Catch catch party à Saint-Amarin

A l’occasion de l’exposition photo à la Carrosserie (Marseille 6e), Albert vous présente en intégrale les six épisodes plus un hors-série de la Route (nationale) 66.
Soixante-dix-sept kilomètres entre Mulhouse et Remiremont, entre les Vosges lorraines et le Haut-Rhin alsacien, entre la nature dominante et la circulation outrancière, entre des gens hors du commun et des gens hors du commun.

 

« Vous, il faut vous raser. » Ça, c’était pour Greg. Signé Marcel, tout de bob coiffé, croisé dans une ruelle alsacienne aux faux airs de Wysteria Lane. Pour une fois, Moosch s’est fait une place au soleil. Et pour une fois, Marcel peut arroser sa Mercedes sans l’aide du ciel. « C’est une grand-mère, vous savez. Elle a dix-huit ans passés ! » Je pense à ma carcasse marseillaise qui n’atteindra jamais sa majorité. Marcel… Vagabond, mon esprit pense aussi à la très approximative imitation de Marion Cotillard façon La Môme que je sers à Greg depuis trois jours. « Marceeeeel  ! » Démarche saccadée de pièce en pièce, bras encadrant le visage, doigts bien écartés. « Marceeeeel  ! » [1] Apparemment, Greg, qui se marre en coin, y pense aussi. « Marceeeeel ! » Tiens, ce dernier ne vient pas de moi. L’accent, alsacien, trouve sa source derrière les rideaux tricotés de la cuisine donnant sur la Merco. Fin de la récré, Marcel abrège. « Mais vous, il faut vous raser. » Greg a promis, mais allons manger, d’abord.

Retour à Moosch, donc, versant alsacien de la RN66. Ce matin, on traîne un peu en attendant la cloche du déjeuner et notre rendez-vous. Lors de notre première visite en début de notre périple, alors que nous interviewions l’écolo Daniel Walter, un groupe s’affairait dans son dos pour installer des écriteaux « Marche populaire ». Une tradition dans cet angle de l’Hexagone, nous avait expliqué l’un des poseurs de panneaux, un sapeur pompier chargé de l’organisation. Après trois saltos arrière pour éviter tout effort, on avait topé là pour partager la choucroute proposée aux marcheurs à l’issue du périple. L’heure a sonné, dans quelques minutes, on sera dans les choux.

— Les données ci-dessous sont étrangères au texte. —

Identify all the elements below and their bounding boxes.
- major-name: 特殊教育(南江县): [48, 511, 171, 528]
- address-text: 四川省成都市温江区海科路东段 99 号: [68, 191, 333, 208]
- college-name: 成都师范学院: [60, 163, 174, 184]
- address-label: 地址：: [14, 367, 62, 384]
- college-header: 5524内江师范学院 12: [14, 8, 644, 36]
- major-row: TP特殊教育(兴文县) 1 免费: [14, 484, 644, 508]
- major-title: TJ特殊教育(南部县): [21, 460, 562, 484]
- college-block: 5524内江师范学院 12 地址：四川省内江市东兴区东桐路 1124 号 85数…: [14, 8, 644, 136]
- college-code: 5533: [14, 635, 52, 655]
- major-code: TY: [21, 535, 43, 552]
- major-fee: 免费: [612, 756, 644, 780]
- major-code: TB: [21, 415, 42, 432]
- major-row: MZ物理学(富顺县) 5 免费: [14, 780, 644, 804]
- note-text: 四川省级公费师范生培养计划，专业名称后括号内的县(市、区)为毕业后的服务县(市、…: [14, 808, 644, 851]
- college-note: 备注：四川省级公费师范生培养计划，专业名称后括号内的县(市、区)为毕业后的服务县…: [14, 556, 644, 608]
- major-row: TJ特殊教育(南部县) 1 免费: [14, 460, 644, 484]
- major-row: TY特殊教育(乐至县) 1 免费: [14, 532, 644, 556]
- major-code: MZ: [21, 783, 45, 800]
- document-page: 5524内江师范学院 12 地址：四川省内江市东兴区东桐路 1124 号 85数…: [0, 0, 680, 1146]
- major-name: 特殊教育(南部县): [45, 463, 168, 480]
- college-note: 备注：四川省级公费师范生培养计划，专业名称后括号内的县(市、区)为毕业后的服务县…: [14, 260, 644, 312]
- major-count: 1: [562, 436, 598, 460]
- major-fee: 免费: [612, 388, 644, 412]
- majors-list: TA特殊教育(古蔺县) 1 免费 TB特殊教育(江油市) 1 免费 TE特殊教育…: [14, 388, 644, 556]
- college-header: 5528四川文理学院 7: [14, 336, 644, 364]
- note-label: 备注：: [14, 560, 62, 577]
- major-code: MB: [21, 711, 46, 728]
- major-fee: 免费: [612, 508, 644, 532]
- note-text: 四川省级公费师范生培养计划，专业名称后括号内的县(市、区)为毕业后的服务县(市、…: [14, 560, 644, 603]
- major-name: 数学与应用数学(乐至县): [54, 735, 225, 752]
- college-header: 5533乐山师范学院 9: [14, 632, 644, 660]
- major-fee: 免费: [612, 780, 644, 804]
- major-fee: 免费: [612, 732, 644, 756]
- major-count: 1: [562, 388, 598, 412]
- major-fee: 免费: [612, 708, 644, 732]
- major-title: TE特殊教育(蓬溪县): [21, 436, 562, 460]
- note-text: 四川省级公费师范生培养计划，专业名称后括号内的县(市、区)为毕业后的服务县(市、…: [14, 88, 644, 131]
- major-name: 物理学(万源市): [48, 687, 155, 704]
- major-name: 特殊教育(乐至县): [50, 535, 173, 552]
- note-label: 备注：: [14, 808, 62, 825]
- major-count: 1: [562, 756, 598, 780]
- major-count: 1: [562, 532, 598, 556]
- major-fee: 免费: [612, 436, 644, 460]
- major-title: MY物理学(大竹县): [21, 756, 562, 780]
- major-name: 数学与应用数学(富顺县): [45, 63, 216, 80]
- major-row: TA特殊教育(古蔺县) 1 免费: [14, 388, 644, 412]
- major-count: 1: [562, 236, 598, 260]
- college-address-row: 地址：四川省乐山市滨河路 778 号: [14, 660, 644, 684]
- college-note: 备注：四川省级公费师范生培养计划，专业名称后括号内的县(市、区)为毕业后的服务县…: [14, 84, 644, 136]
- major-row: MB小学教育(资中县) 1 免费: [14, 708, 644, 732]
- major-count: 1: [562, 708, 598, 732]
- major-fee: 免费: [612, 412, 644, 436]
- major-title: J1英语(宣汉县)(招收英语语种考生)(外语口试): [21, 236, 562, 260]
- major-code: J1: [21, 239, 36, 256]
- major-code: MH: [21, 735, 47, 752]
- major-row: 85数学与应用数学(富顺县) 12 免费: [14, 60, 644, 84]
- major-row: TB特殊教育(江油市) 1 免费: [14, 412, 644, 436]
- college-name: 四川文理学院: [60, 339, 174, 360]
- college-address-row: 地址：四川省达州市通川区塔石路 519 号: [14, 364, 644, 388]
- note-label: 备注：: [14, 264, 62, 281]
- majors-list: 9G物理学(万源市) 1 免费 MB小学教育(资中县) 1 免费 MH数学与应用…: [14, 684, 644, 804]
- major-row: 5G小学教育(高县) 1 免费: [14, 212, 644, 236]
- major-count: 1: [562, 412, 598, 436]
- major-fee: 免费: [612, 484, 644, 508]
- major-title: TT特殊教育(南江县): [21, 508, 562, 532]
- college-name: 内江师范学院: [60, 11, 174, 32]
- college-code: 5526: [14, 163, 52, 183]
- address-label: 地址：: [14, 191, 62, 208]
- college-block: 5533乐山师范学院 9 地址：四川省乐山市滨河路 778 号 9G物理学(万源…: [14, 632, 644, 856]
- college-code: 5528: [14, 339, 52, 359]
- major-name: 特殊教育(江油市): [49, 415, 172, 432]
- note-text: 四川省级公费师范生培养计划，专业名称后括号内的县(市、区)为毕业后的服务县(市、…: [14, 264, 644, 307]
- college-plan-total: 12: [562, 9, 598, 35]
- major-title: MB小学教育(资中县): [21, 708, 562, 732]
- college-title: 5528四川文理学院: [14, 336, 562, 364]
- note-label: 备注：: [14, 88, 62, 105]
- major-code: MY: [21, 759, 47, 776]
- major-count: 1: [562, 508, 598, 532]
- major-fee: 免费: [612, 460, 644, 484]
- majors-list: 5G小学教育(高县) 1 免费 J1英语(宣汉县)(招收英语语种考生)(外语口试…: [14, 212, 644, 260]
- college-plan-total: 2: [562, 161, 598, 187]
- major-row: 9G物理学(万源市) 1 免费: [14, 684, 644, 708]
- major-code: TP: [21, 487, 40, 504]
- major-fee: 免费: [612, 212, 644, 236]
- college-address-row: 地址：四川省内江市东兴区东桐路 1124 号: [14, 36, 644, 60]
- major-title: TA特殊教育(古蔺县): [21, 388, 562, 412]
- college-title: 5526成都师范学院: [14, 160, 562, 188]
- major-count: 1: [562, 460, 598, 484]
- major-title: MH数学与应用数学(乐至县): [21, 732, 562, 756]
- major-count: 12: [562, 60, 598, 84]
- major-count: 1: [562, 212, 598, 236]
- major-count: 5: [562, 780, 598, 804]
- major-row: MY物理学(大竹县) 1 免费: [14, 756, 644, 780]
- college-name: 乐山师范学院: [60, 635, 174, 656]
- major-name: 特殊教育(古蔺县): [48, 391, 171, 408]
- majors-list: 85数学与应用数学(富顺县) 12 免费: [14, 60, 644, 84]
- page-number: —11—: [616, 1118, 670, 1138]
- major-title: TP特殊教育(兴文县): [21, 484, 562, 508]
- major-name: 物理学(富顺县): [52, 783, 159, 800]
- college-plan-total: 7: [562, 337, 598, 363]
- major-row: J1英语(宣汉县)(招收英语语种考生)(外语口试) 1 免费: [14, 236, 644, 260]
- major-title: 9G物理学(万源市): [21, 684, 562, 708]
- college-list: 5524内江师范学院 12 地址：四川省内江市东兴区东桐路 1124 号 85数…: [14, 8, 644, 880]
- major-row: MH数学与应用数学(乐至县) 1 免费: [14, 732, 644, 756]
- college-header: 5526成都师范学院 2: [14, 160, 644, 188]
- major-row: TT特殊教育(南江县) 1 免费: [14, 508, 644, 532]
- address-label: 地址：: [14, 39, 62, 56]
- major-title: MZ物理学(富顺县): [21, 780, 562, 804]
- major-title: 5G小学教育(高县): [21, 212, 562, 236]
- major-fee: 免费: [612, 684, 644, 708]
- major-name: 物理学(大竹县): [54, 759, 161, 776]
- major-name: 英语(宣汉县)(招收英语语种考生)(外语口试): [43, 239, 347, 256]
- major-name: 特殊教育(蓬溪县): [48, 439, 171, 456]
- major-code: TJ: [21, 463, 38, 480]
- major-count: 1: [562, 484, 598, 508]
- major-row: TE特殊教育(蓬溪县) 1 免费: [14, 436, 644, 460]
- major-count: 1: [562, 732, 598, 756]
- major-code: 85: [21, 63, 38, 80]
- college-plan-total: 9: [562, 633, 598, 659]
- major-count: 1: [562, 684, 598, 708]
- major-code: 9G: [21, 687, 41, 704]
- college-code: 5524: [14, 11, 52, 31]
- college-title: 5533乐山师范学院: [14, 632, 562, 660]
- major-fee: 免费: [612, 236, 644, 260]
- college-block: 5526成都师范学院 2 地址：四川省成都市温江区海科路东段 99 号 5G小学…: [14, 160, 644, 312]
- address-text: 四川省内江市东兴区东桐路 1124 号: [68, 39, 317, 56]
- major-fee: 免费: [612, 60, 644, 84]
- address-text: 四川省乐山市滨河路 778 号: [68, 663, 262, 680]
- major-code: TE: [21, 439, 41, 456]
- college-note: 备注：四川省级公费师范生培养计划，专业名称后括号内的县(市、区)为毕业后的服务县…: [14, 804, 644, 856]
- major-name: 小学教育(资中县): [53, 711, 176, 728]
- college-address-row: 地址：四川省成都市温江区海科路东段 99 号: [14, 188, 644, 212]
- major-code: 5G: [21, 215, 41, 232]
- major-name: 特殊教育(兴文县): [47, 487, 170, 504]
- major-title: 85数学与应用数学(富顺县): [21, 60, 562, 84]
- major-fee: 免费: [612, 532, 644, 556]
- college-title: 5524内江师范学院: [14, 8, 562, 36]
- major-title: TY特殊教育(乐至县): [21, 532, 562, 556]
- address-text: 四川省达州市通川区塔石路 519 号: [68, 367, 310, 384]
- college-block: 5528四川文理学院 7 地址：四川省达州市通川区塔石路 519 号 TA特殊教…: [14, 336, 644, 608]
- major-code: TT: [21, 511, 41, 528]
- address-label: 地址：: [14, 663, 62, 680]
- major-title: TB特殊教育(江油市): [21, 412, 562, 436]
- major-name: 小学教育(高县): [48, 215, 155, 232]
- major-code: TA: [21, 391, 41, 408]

En marche vers la choucroute
Les grandes tables rayent d’un bout à l’autre la vaste salle-cantine. Il est à peine midi et déjà, plusieurs marcheurs ont le nez dans l’assiette. « Les premiers sont partis à 7 heures du matin, explique Frédéric, le charpenté président de l’amicale des sapeurs-pompiers de Moosch. Il y a comme ça des départs jusqu’à 14 heures. » La marche populaire du jour s’étire sur une douzaine de kilomètres via la colline de la Vierge, qui surplombe la commune. Chaque week-end, au moins deux ou trois randonnées populaires sont organisées dans la vallée, suivant les principes de la très officielle fédération française des sports populaires. L’objectif de l’organisme, amener au sport des gens « qui n’y auraient jamais pensé », par la marche principalement. Peu de règles, si ce n’est qu’il n’y a ici ni vainqueur ni vaincu. Ou alors par KO, en fin de rando, quand l’équipe dégaine la grosse artillerie culinaire. Nous y sommes : du chou, une saucisse de Montbéliard, une viennoise, une tranche de collet fumé, une pomme de terre « et la moutarde qui va bien ». Notre première choucroute locale a le bon goût d’être servie avec un verre de Pinot gris. Les Alsaciens ont la portion lourde. Alors que je peine un peu, Greg, facilement victorieux, est déjà parti tirer des portraits. Mon voisin sirote son café. Il s’appelle Gilbert. L’occasion de déployer ma carte Michelin pour une exploration improvisée sur nappe à carreaux rouges.
[Cliquer sur le player en dessous des photos pour écouter Gilbert]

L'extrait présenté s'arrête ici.